Earlier this week we made some aggressive changes to a B2B lead generation site. Results for engagement and form page visits were encouraging.
But then the doubts crept in.
What if our gimmicky new CTA was just tricking people into clicking? What if forcing people onto a form page was just confusing them? What if we increased engagement but failed to increase form submissions – or decreased them?
With only 100 form submissions per month, we don’t have the numbers to get statistical significance. Yesterday I lamented:
If these changes have driven conversions down to 75 a month, that is terrible – and we won’t know it. If they raised conversions to 120 a month, that is HUGE – and we won’t know it.
Notice all the despair and hopelessness wrapped up in the phrase “won’t know.” We’re data people, who use data to do data-centric stuff. It sucks not to know.
Except … we never really know. Even if we measured an increase in form fills at statistical significance, all we would know is “there’s only about a 1 in 20 chance that this result is total bullshit, so that’s cool.”
To make decisions based on our imperfect data, and to free ourselves of doubt, we need a bit of faith.

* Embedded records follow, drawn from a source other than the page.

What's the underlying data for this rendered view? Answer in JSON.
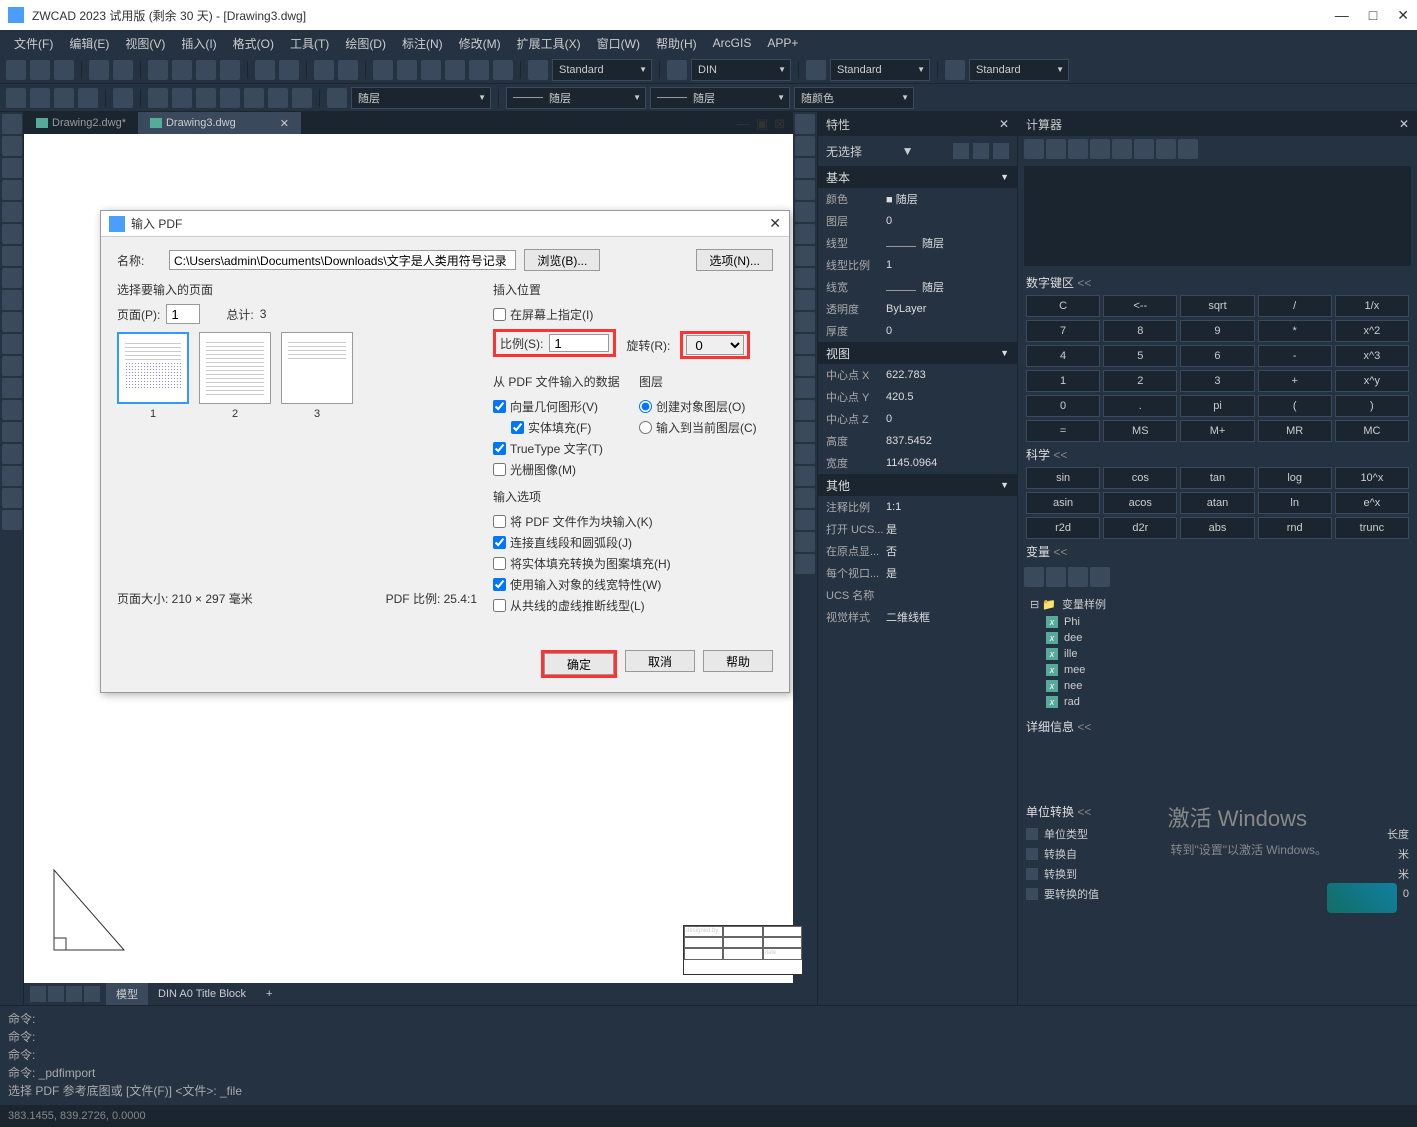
{
  "titlebar": {
    "title": "ZWCAD 2023 试用版 (剩余 30 天) - [Drawing3.dwg]"
  },
  "menubar": [
    "文件(F)",
    "编辑(E)",
    "视图(V)",
    "插入(I)",
    "格式(O)",
    "工具(T)",
    "绘图(D)",
    "标注(N)",
    "修改(M)",
    "扩展工具(X)",
    "窗口(W)",
    "帮助(H)",
    "ArcGIS",
    "APP+"
  ],
  "toolbar2": {
    "layer": "随层",
    "layer2": "随层",
    "layer3": "随层",
    "color": "随颜色",
    "std1": "Standard",
    "din": "DIN",
    "std2": "Standard",
    "std3": "Standard"
  },
  "tabs": {
    "t1": "Drawing2.dwg*",
    "t2": "Drawing3.dwg"
  },
  "bottom_tabs": {
    "model": "模型",
    "layout": "DIN A0 Title Block",
    "plus": "+"
  },
  "title_block": {
    "designed_by": "designed by",
    "date": "date"
  },
  "command": {
    "prompt": "命令:",
    "line1": "命令:",
    "line2": "命令:",
    "line3": "命令:",
    "line4": "命令: _pdfimport",
    "line5": "选择 PDF 参考底图或 [文件(F)] <文件>: _file"
  },
  "statusbar": {
    "coords": "383.1455, 839.2726, 0.0000"
  },
  "properties": {
    "title": "特性",
    "noselect": "无选择",
    "sections": {
      "basic": "基本",
      "view": "视图",
      "other": "其他"
    },
    "rows": {
      "color": {
        "label": "颜色",
        "value": "随层"
      },
      "layer": {
        "label": "图层",
        "value": "0"
      },
      "linetype": {
        "label": "线型",
        "value": "随层"
      },
      "ltscale": {
        "label": "线型比例",
        "value": "1"
      },
      "lineweight": {
        "label": "线宽",
        "value": "随层"
      },
      "transparency": {
        "label": "透明度",
        "value": "ByLayer"
      },
      "thickness": {
        "label": "厚度",
        "value": "0"
      },
      "centerx": {
        "label": "中心点 X",
        "value": "622.783"
      },
      "centery": {
        "label": "中心点 Y",
        "value": "420.5"
      },
      "centerz": {
        "label": "中心点 Z",
        "value": "0"
      },
      "height": {
        "label": "高度",
        "value": "837.5452"
      },
      "width": {
        "label": "宽度",
        "value": "1145.0964"
      },
      "annoscale": {
        "label": "注释比例",
        "value": "1:1"
      },
      "ucs_open": {
        "label": "打开 UCS...",
        "value": "是"
      },
      "origin": {
        "label": "在原点显...",
        "value": "否"
      },
      "perview": {
        "label": "每个视口...",
        "value": "是"
      },
      "ucsname": {
        "label": "UCS 名称",
        "value": ""
      },
      "visualstyle": {
        "label": "视觉样式",
        "value": "二维线框"
      }
    }
  },
  "calculator": {
    "title": "计算器",
    "numpad_title": "数字键区",
    "sci_title": "科学",
    "var_title": "变量",
    "detail_title": "详细信息",
    "unit_title": "单位转换",
    "numpad": [
      "C",
      "<--",
      "sqrt",
      "/",
      "1/x",
      "7",
      "8",
      "9",
      "*",
      "x^2",
      "4",
      "5",
      "6",
      "-",
      "x^3",
      "1",
      "2",
      "3",
      "+",
      "x^y",
      "0",
      ".",
      "pi",
      "(",
      ")",
      "=",
      "MS",
      "M+",
      "MR",
      "MC"
    ],
    "sci": [
      "sin",
      "cos",
      "tan",
      "log",
      "10^x",
      "asin",
      "acos",
      "atan",
      "ln",
      "e^x",
      "r2d",
      "d2r",
      "abs",
      "rnd",
      "trunc"
    ],
    "vars": {
      "root": "变量样例",
      "items": [
        "Phi",
        "dee",
        "ille",
        "mee",
        "nee",
        "rad"
      ]
    },
    "units": {
      "type": {
        "label": "单位类型",
        "value": "长度"
      },
      "from": {
        "label": "转换自",
        "value": "米"
      },
      "to": {
        "label": "转换到",
        "value": "米"
      },
      "val": {
        "label": "要转换的值",
        "value": "0"
      }
    }
  },
  "pdf_dialog": {
    "title": "输入 PDF",
    "name_label": "名称:",
    "name_value": "C:\\Users\\admin\\Documents\\Downloads\\文字是人类用符号记录",
    "browse": "浏览(B)...",
    "options": "选项(N)...",
    "select_pages": "选择要输入的页面",
    "page_label": "页面(P):",
    "page_value": "1",
    "total_label": "总计:",
    "total_value": "3",
    "thumbs": [
      "1",
      "2",
      "3"
    ],
    "pagesize": "页面大小: 210 × 297 毫米",
    "pdfscale": "PDF 比例: 25.4:1",
    "insert_pos": "插入位置",
    "screen_specify": "在屏幕上指定(I)",
    "scale_label": "比例(S):",
    "scale_value": "1",
    "rotate_label": "旋转(R):",
    "rotate_value": "0",
    "from_pdf": "从 PDF 文件输入的数据",
    "vector_geom": "向量几何图形(V)",
    "solid_fill": "实体填充(F)",
    "truetype": "TrueType 文字(T)",
    "raster": "光栅图像(M)",
    "layers": "图层",
    "create_obj_layer": "创建对象图层(O)",
    "input_current": "输入到当前图层(C)",
    "import_opts": "输入选项",
    "as_block": "将 PDF 文件作为块输入(K)",
    "join_lines": "连接直线段和圆弧段(J)",
    "solid_to_hatch": "将实体填充转换为图案填充(H)",
    "use_lineweight": "使用输入对象的线宽特性(W)",
    "infer_linetype": "从共线的虚线推断线型(L)",
    "ok": "确定",
    "cancel": "取消",
    "help": "帮助"
  },
  "watermark": {
    "main": "激活 Windows",
    "sub": "转到\"设置\"以激活 Windows。"
  }
}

And a process.
I’ll propose the following guidelines for deciding whether a microconversion win (like increased engagement or form page visits) is the real deal:
- The conversion rate for the next step also goes up (though maybe not at statistical significance)
- The increase in the microconversion rate is not wildly greater than the increase in the next step conversion rate
The second criteria helps us look with suspicion on tricks like a CTA that says “Click Here for $1,000 Cash” – if we see an 85% increase in clicks, but a 0.17% increase in the next step … something’s fishy.
The first criteria is probably a crime against statistics, but I sleep fine at night having committed it. Tomorrow we’ll look closer at the risks that come with such reckless statistical methods, so you can make your peace and sleep at night, too.